I had friends that felt sorry for us, others that said it looked like a bank, but we ignored them since by then we had alresdy crossed the Rubicon. Still, the house was interesting and evocative and after it was built the architect told me that he was most appreciative of the fact that he had a free hand thoughout the design and building process: a situation he rarely encountered. The pianist and I were young and I , at least, certainly felt at the time sufficiently naive that I had no right to tell someone as knowledgeable as an architect what he should build.
We came and watched it being built and growing every day and it became slowly our own so when we moved into it, we readily adapted and the house became our home and we knew every stick. A house is only a home when a heart beats strongly within it. Mine did, and so did my sense that I had somehow arrived when the evocative house seductively took up my identity within itself. We sold the house after seventeen years when our needs changed, but I never forgot the house thoughout the intervening years as it became a statement of mine during the time we lived there. When we left and the furnishings were gone, I never returned to see it because for me a part had been excised.

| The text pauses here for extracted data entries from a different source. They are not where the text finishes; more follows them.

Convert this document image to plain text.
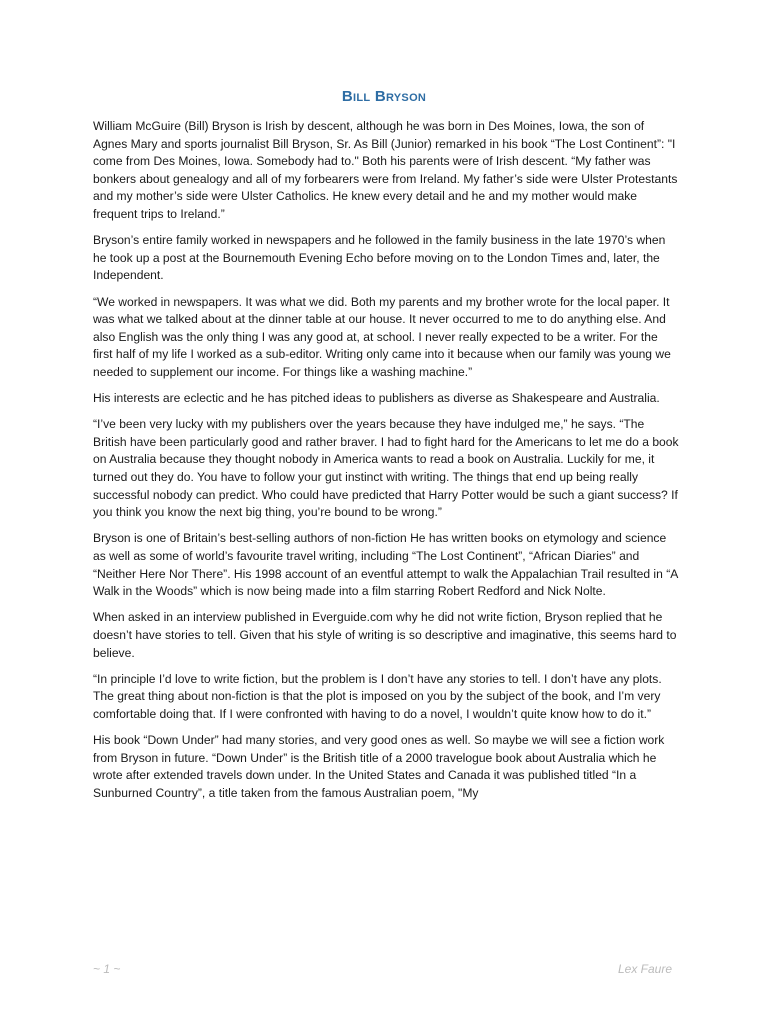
Bill Bryson

William McGuire (Bill) Bryson is Irish by descent, although he was born in Des Moines, Iowa, the son of Agnes Mary and sports journalist Bill Bryson, Sr. As Bill (Junior) remarked in his book “The Lost Continent”: "I come from Des Moines, Iowa. Somebody had to." Both his parents were of Irish descent. “My father was bonkers about genealogy and all of my forbearers were from Ireland. My father’s side were Ulster Protestants and my mother’s side were Ulster Catholics. He knew every detail and he and my mother would make frequent trips to Ireland.”

Bryson’s entire family worked in newspapers and he followed in the family business in the late 1970’s when he took up a post at the Bournemouth Evening Echo before moving on to the London Times and, later, the Independent.

“We worked in newspapers. It was what we did. Both my parents and my brother wrote for the local paper. It was what we talked about at the dinner table at our house. It never occurred to me to do anything else. And also English was the only thing I was any good at, at school. I never really expected to be a writer. For the first half of my life I worked as a sub-editor. Writing only came into it because when our family was young we needed to supplement our income. For things like a washing machine.”

His interests are eclectic and he has pitched ideas to publishers as diverse as Shakespeare and Australia.

“I’ve been very lucky with my publishers over the years because they have indulged me,” he says. “The British have been particularly good and rather braver. I had to fight hard for the Americans to let me do a book on Australia because they thought nobody in America wants to read a book on Australia. Luckily for me, it turned out they do. You have to follow your gut instinct with writing. The things that end up being really successful nobody can predict. Who could have predicted that Harry Potter would be such a giant success? If you think you know the next big thing, you’re bound to be wrong.”

Bryson is one of Britain’s best-selling authors of non-fiction He has written books on etymology and science as well as some of world’s favourite travel writing, including “The Lost Continent”, “African Diaries” and “Neither Here Nor There”. His 1998 account of an eventful attempt to walk the Appalachian Trail resulted in “A Walk in the Woods” which is now being made into a film starring Robert Redford and Nick Nolte.

When asked in an interview published in Everguide.com why he did not write fiction, Bryson replied that he doesn’t have stories to tell. Given that his style of writing is so descriptive and imaginative, this seems hard to believe.

“In principle I’d love to write fiction, but the problem is I don’t have any stories to tell. I don’t have any plots. The great thing about non-fiction is that the plot is imposed on you by the subject of the book, and I’m very comfortable doing that. If I were confronted with having to do a novel, I wouldn’t quite know how to do it.”

His book “Down Under” had many stories, and very good ones as well. So maybe we will see a fiction work from Bryson in future. “Down Under” is the British title of a 2000 travelogue book about Australia which he wrote after extended travels down under. In the United States and Canada it was published titled “In a Sunburned Country”, a title taken from the famous Australian poem, "My

~ 1 ~	Lex Faure
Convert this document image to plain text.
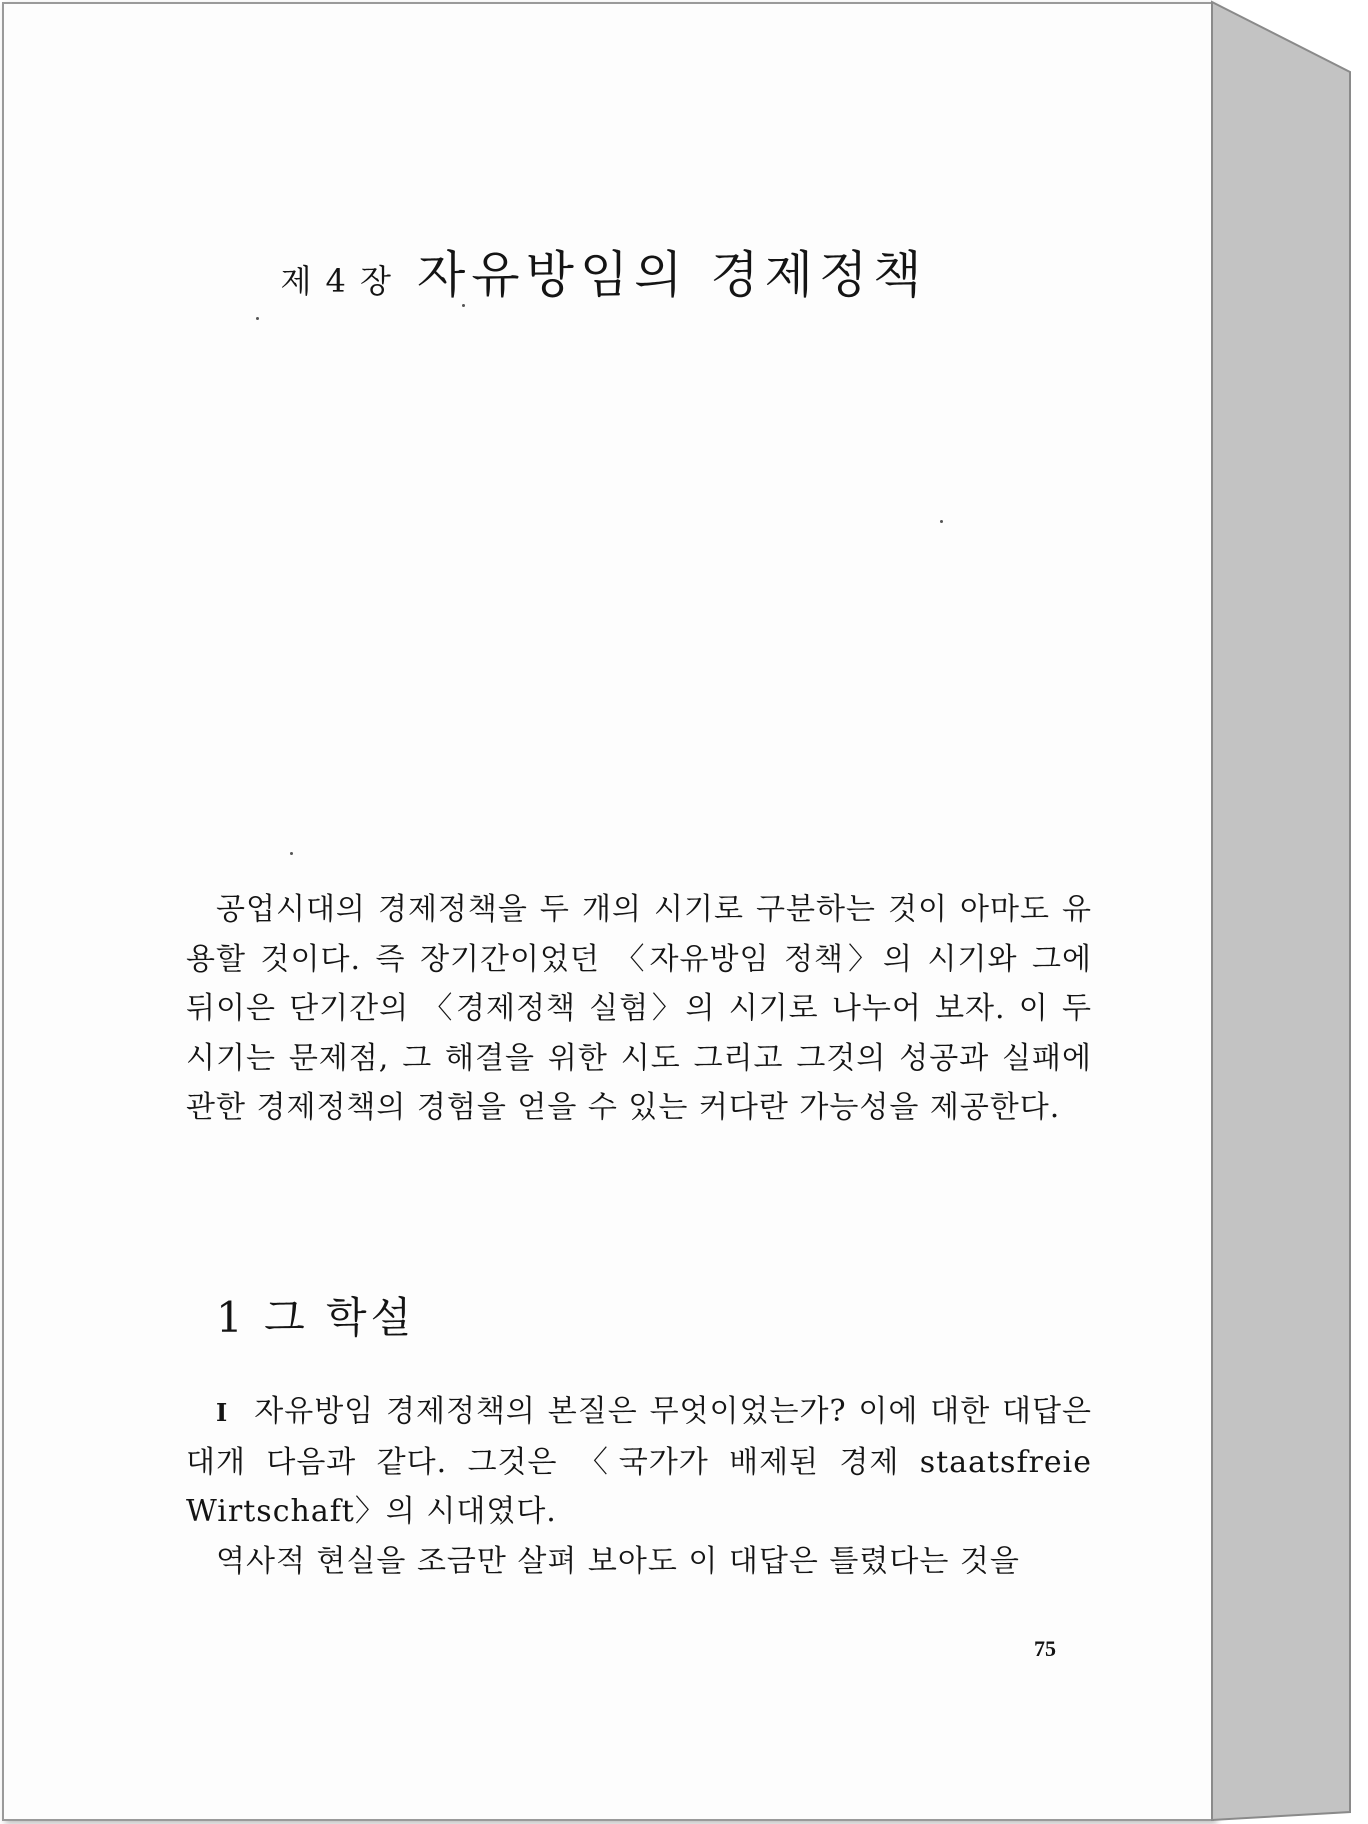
제 4 장 자유방임의 경제정책

공업시대의 경제정책을 두 개의 시기로 구분하는 것이 아마도 유용할 것이다. 즉 장기간이었던 〈자유방임 정책〉의 시기와 그에 뒤이은 단기간의 〈경제정책 실험〉의 시기로 나누어 보자. 이 두 시기는 문제점, 그 해결을 위한 시도 그리고 그것의 성공과 실패에 관한 경제정책의 경험을 얻을 수 있는 커다란 가능성을 제공한다.

1 그 학설

I 자유방임 경제정책의 본질은 무엇이었는가? 이에 대한 대답은 대개 다음과 같다. 그것은 〈국가가 배제된 경제 staatsfreie Wirtschaft〉의 시대였다.

역사적 현실을 조금만 살펴 보아도 이 대답은 틀렸다는 것을

75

The pianist however went back to look at the empty house and as she looked in every empty room she knew: "A house without a force vitale, is only a beautiful empty shell."
The heart in any house, whether beautiful or homely, is what creates the home. The pianist shared my feelings about leaving it, but it became apparent to her as she toured the empty house that it was a corpse, albeit a beautiful corpse, without a heart, awaiting a new transplant. I wish now that I had the pianist's foresight to visit it once it was empty, so that I could write "finis" to the sense of loss I felt at that time.

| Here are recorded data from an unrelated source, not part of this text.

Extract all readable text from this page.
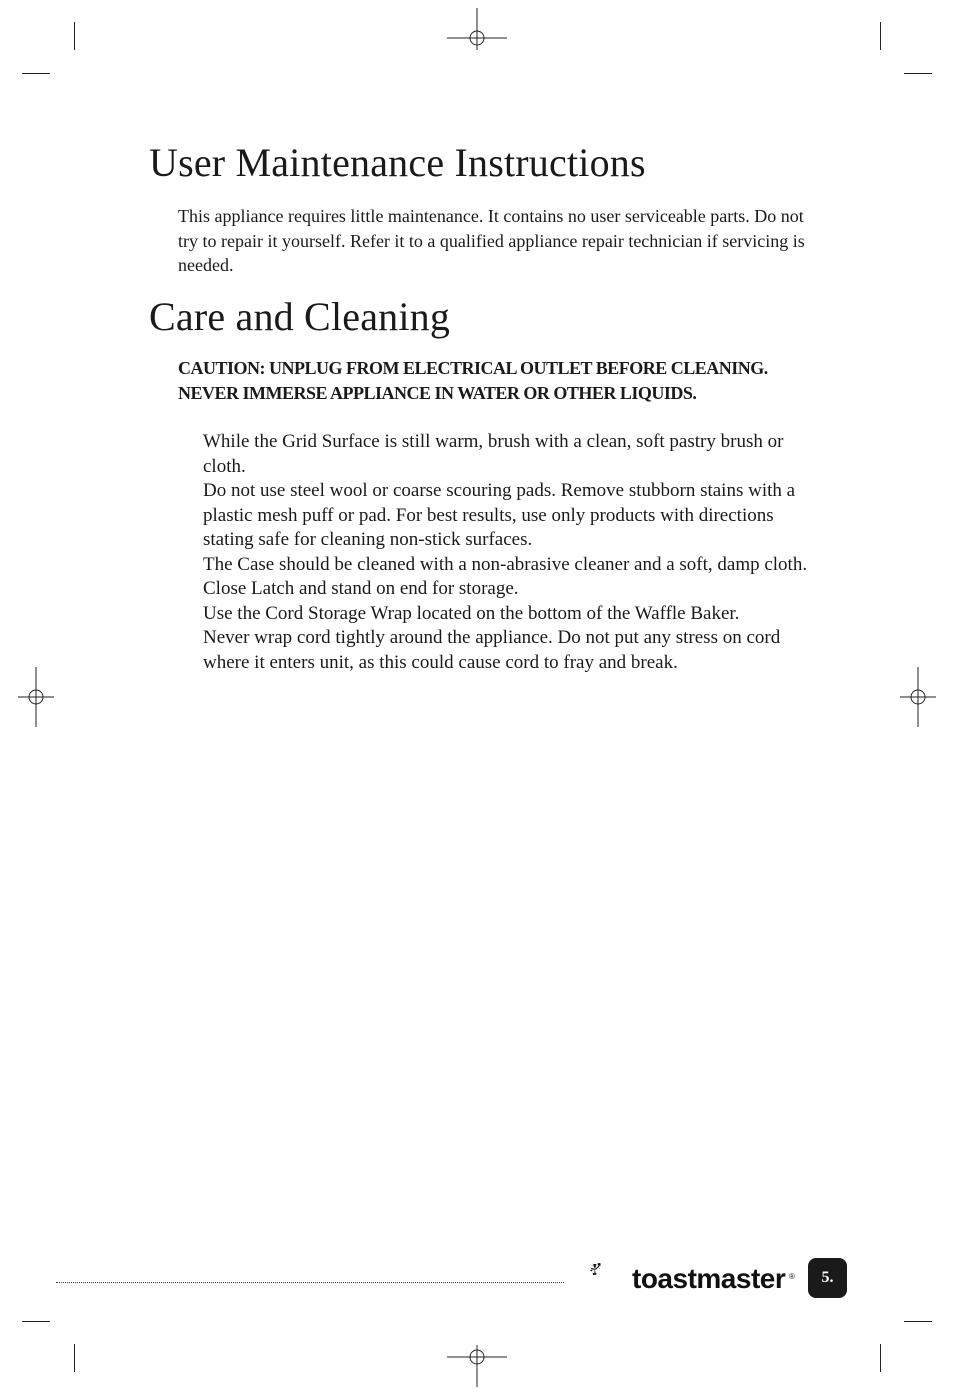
User Maintenance Instructions

This appliance requires little maintenance. It contains no user serviceable parts. Do not try to repair it yourself. Refer it to a qualified appliance repair technician if servicing is needed.

Care and Cleaning

CAUTION: UNPLUG FROM ELECTRICAL OUTLET BEFORE CLEANING. NEVER IMMERSE APPLIANCE IN WATER OR OTHER LIQUIDS.

While the Grid Surface is still warm, brush with a clean, soft pastry brush or cloth.
Do not use steel wool or coarse scouring pads. Remove stubborn stains with a plastic mesh puff or pad. For best results, use only products with directions stating safe for cleaning non-stick surfaces.
The Case should be cleaned with a non-abrasive cleaner and a soft, damp cloth.
Close Latch and stand on end for storage.
Use the Cord Storage Wrap located on the bottom of the Waffle Baker.
Never wrap cord tightly around the appliance. Do not put any stress on cord where it enters unit, as this could cause cord to fray and break.
toastmaster ® 5.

The loss of course is never to you, but to the house, since the force vitale is the force the house can never retain, and that, we carry away with us. I guess we should always assess the relationships we create with our symbols. There is a danger lurking for all of us that as times change, the visible symbol as a sign of an invisible presence can become an invisible symbol , indivisible, from oneself. Or to put that sentence more plainly, " You are more than any bloody house." One needs vigilance to maintain control of one's own orbit.